A study commissioned by the International Air Transport Association (IATA) warns that failure to upgrade Europe’s air traffic management system will cost the European economy €245bn by 2035.
The study, by SEO Economic Research, notes that air connectivity today supports 11.7 million European jobs and $860bn of European GDP. But it is inefficient — average flights are nearly 50km longer than they need to be and delays average around 10 minutes per flight. This inefficiency negatively impacts prosperity, productivity and sustainability. The study estimates that these inefficiencies, if unchecked, will grow to cost the European economy €245bn in 2035.
The Single European Sky (SES) project aims to deliver a threefold increase in capacity, improve safety by a factor of 10, reduce environmental impact by 10%, and cut costs by 50%. But Europe has failed in achieving the SES goals, says IATA CEO Tony Tyler.

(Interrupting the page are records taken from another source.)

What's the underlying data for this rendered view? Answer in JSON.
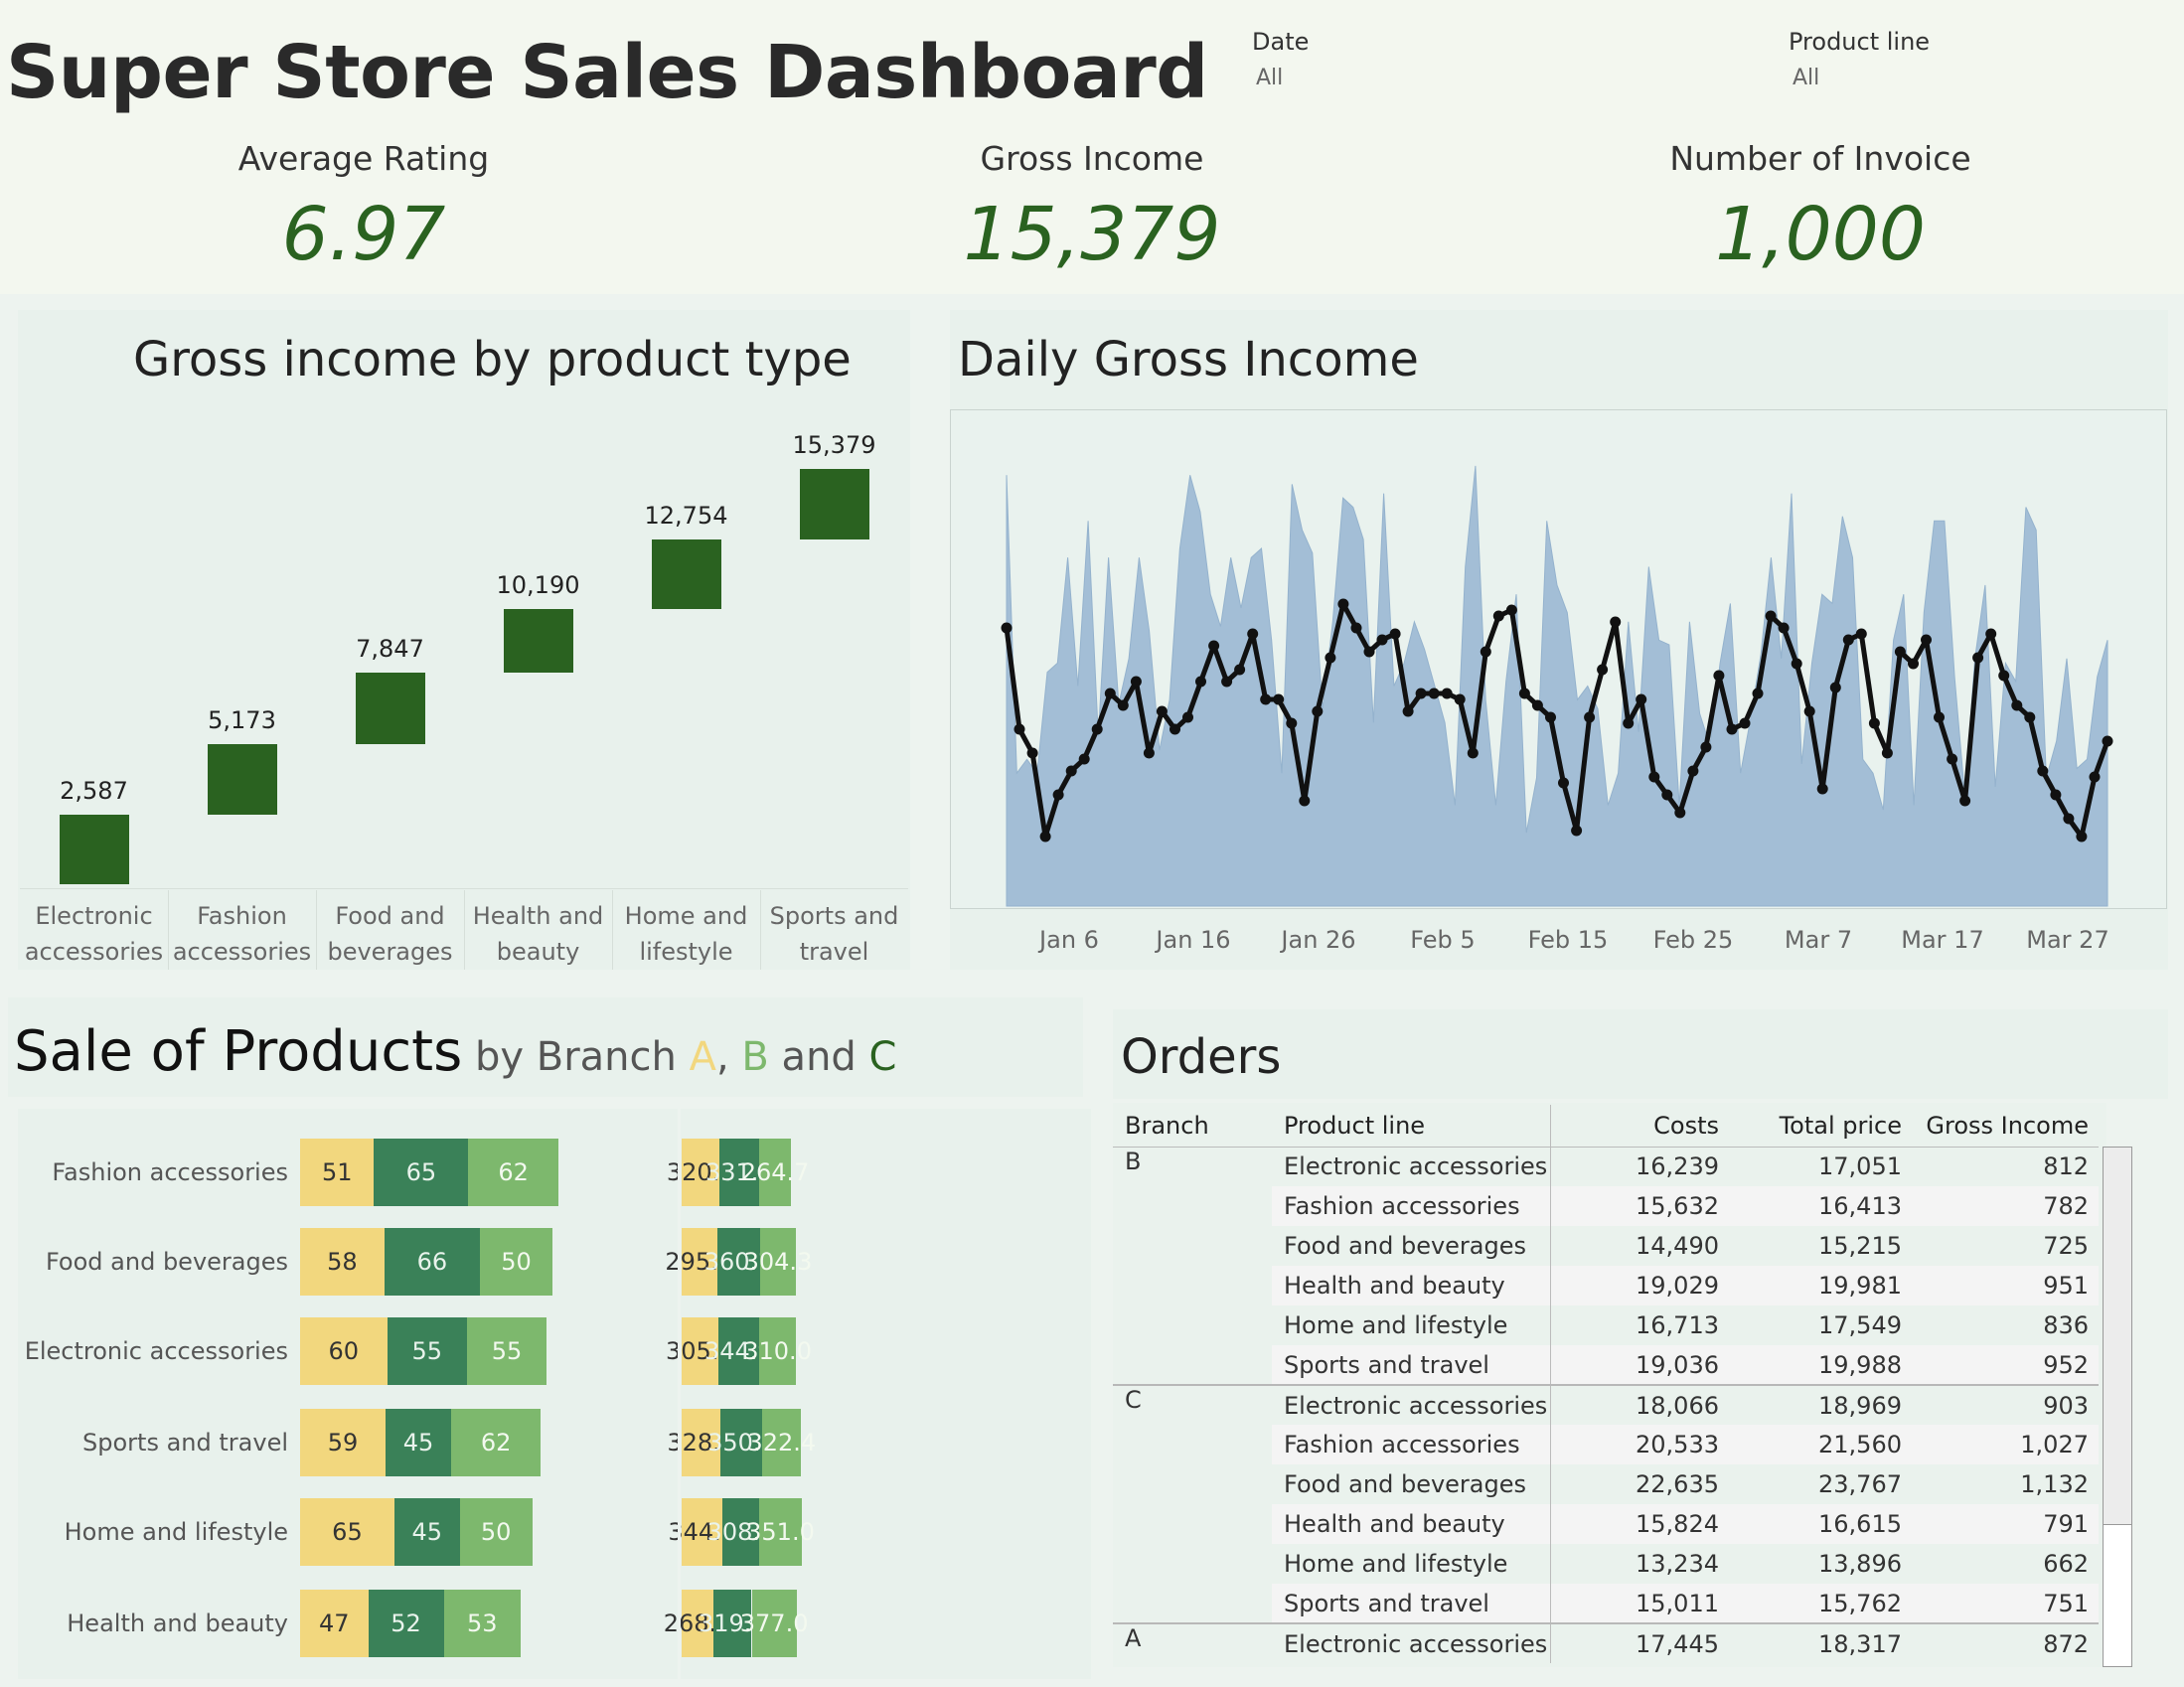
{
  "dashboard": {
    "title": "Super Store Sales Dashboard",
    "filters": [
      {
        "label": "Date",
        "value": "All"
      },
      {
        "label": "Product line",
        "value": "All"
      }
    ],
    "kpis": [
      {
        "label": "Average Rating",
        "value": "6.97"
      },
      {
        "label": "Gross Income",
        "value": "15,379"
      },
      {
        "label": "Number of Invoice",
        "value": "1,000"
      }
    ]
  },
  "colors": {
    "dark_green": "#2a6220",
    "branch_a": "#f2d77e",
    "branch_b": "#3a8158",
    "branch_c": "#7db86d",
    "area": "#a3bed6"
  },
  "waterfall": {
    "title": "Gross income by product type",
    "chart_data": {
      "type": "bar",
      "categories": [
        "Electronic accessories",
        "Fashion accessories",
        "Food and beverages",
        "Health and beauty",
        "Home and lifestyle",
        "Sports and travel"
      ],
      "labels": [
        "2,587",
        "5,173",
        "7,847",
        "10,190",
        "12,754",
        "15,379"
      ],
      "values": [
        2587,
        5173,
        7847,
        10190,
        12754,
        15379
      ],
      "category_lines": [
        [
          "Electronic",
          "accessories"
        ],
        [
          "Fashion",
          "accessories"
        ],
        [
          "Food and",
          "beverages"
        ],
        [
          "Health and",
          "beauty"
        ],
        [
          "Home and",
          "lifestyle"
        ],
        [
          "Sports and",
          "travel"
        ]
      ]
    }
  },
  "daily": {
    "title": "Daily Gross Income",
    "chart_data": {
      "type": "area",
      "x_ticks": [
        "Jan 6",
        "Jan 16",
        "Jan 26",
        "Feb 5",
        "Feb 15",
        "Feb 25",
        "Mar 7",
        "Mar 17",
        "Mar 27"
      ],
      "area_values": [
        470,
        145,
        160,
        145,
        255,
        265,
        380,
        240,
        420,
        185,
        380,
        220,
        270,
        380,
        300,
        170,
        225,
        390,
        470,
        430,
        340,
        305,
        380,
        325,
        380,
        390,
        290,
        145,
        460,
        410,
        385,
        215,
        310,
        445,
        435,
        400,
        200,
        450,
        240,
        265,
        310,
        280,
        240,
        200,
        110,
        370,
        480,
        225,
        110,
        245,
        340,
        80,
        140,
        420,
        350,
        320,
        225,
        240,
        215,
        110,
        145,
        310,
        190,
        370,
        290,
        285,
        110,
        310,
        210,
        175,
        265,
        330,
        145,
        205,
        275,
        380,
        270,
        450,
        155,
        265,
        340,
        330,
        425,
        380,
        160,
        145,
        105,
        290,
        340,
        110,
        320,
        420,
        420,
        250,
        120,
        270,
        350,
        130,
        265,
        245,
        435,
        410,
        140,
        180,
        270,
        150,
        160,
        250,
        290
      ],
      "line_values": [
        300,
        215,
        195,
        125,
        160,
        180,
        190,
        215,
        245,
        235,
        255,
        195,
        230,
        215,
        225,
        255,
        285,
        255,
        265,
        295,
        240,
        240,
        220,
        155,
        230,
        275,
        320,
        300,
        280,
        290,
        295,
        230,
        245,
        245,
        245,
        240,
        195,
        280,
        310,
        315,
        245,
        235,
        225,
        170,
        130,
        225,
        265,
        305,
        220,
        240,
        175,
        160,
        145,
        180,
        200,
        260,
        215,
        220,
        245,
        310,
        300,
        270,
        230,
        165,
        250,
        290,
        295,
        220,
        195,
        280,
        270,
        290,
        225,
        190,
        155,
        275,
        295,
        260,
        235,
        225,
        180,
        160,
        140,
        125,
        175,
        205
      ],
      "area_ymax": 520,
      "line_ymax": 400
    }
  },
  "sales": {
    "title_main": "Sale of Products",
    "title_pre": " by Branch ",
    "title_a": "A",
    "title_sep1": ", ",
    "title_b": "B",
    "title_sep2": " and ",
    "title_c": "C",
    "chart_data": {
      "type": "bar",
      "categories": [
        "Fashion accessories",
        "Food and beverages",
        "Electronic accessories",
        "Sports and travel",
        "Home and lifestyle",
        "Health and beauty"
      ],
      "series_count": [
        {
          "name": "A",
          "values": [
            51,
            58,
            60,
            59,
            65,
            47
          ]
        },
        {
          "name": "B",
          "values": [
            65,
            66,
            55,
            45,
            45,
            52
          ]
        },
        {
          "name": "C",
          "values": [
            62,
            50,
            55,
            62,
            50,
            53
          ]
        }
      ],
      "series_amount": [
        {
          "name": "A",
          "values": [
            320.2,
            295.9,
            305.3,
            328.4,
            344.9,
            268.0
          ]
        },
        {
          "name": "B",
          "values": [
            331.7,
            360.1,
            344.9,
            350.3,
            308.8,
            319.5
          ]
        },
        {
          "name": "C",
          "values": [
            264.7,
            304.3,
            310.0,
            322.4,
            351.0,
            377.0
          ]
        }
      ],
      "count_labels": [
        [
          "51",
          "65",
          "62"
        ],
        [
          "58",
          "66",
          "50"
        ],
        [
          "60",
          "55",
          "55"
        ],
        [
          "59",
          "45",
          "62"
        ],
        [
          "65",
          "45",
          "50"
        ],
        [
          "47",
          "52",
          "53"
        ]
      ],
      "amount_labels": [
        [
          "320.2",
          "331.7",
          "264.7"
        ],
        [
          "295.9",
          "360.1",
          "304.3"
        ],
        [
          "305.3",
          "344.9",
          "310.0"
        ],
        [
          "328.4",
          "350.3",
          "322.4"
        ],
        [
          "344.9",
          "308.8",
          "351.0"
        ],
        [
          "268.0",
          "319.5",
          "377.0"
        ]
      ]
    }
  },
  "orders": {
    "title": "Orders",
    "columns": [
      "Branch",
      "Product line",
      "Costs",
      "Total price",
      "Gross Income"
    ],
    "rows": [
      [
        "B",
        "Electronic accessories",
        "16,239",
        "17,051",
        "812"
      ],
      [
        "",
        "Fashion accessories",
        "15,632",
        "16,413",
        "782"
      ],
      [
        "",
        "Food and beverages",
        "14,490",
        "15,215",
        "725"
      ],
      [
        "",
        "Health and beauty",
        "19,029",
        "19,981",
        "951"
      ],
      [
        "",
        "Home and lifestyle",
        "16,713",
        "17,549",
        "836"
      ],
      [
        "",
        "Sports and travel",
        "19,036",
        "19,988",
        "952"
      ],
      [
        "C",
        "Electronic accessories",
        "18,066",
        "18,969",
        "903"
      ],
      [
        "",
        "Fashion accessories",
        "20,533",
        "21,560",
        "1,027"
      ],
      [
        "",
        "Food and beverages",
        "22,635",
        "23,767",
        "1,132"
      ],
      [
        "",
        "Health and beauty",
        "15,824",
        "16,615",
        "791"
      ],
      [
        "",
        "Home and lifestyle",
        "13,234",
        "13,896",
        "662"
      ],
      [
        "",
        "Sports and travel",
        "15,011",
        "15,762",
        "751"
      ],
      [
        "A",
        "Electronic accessories",
        "17,445",
        "18,317",
        "872"
      ]
    ]
  }
}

IATA cites the following benefits from a fully modernized and reformed airspace in 2035 (compared to a “do nothing” scenario in which the status quo prevails):
- 1.3% more hotel beds to aid the tourism industry,
- up to 2.2% faster expansion of trade in services,
- 5.5% more patent applications and 4.7% greater research spend,
- 1.3% more employment in knowledge-intensive industries.
The release of the study marks the launch of a Europe-wide campaign. IATA will be calling on consumer groups and business associations to recognize the broad importance of efficient air connectivity to the economy, productivity and quality of life at the national level.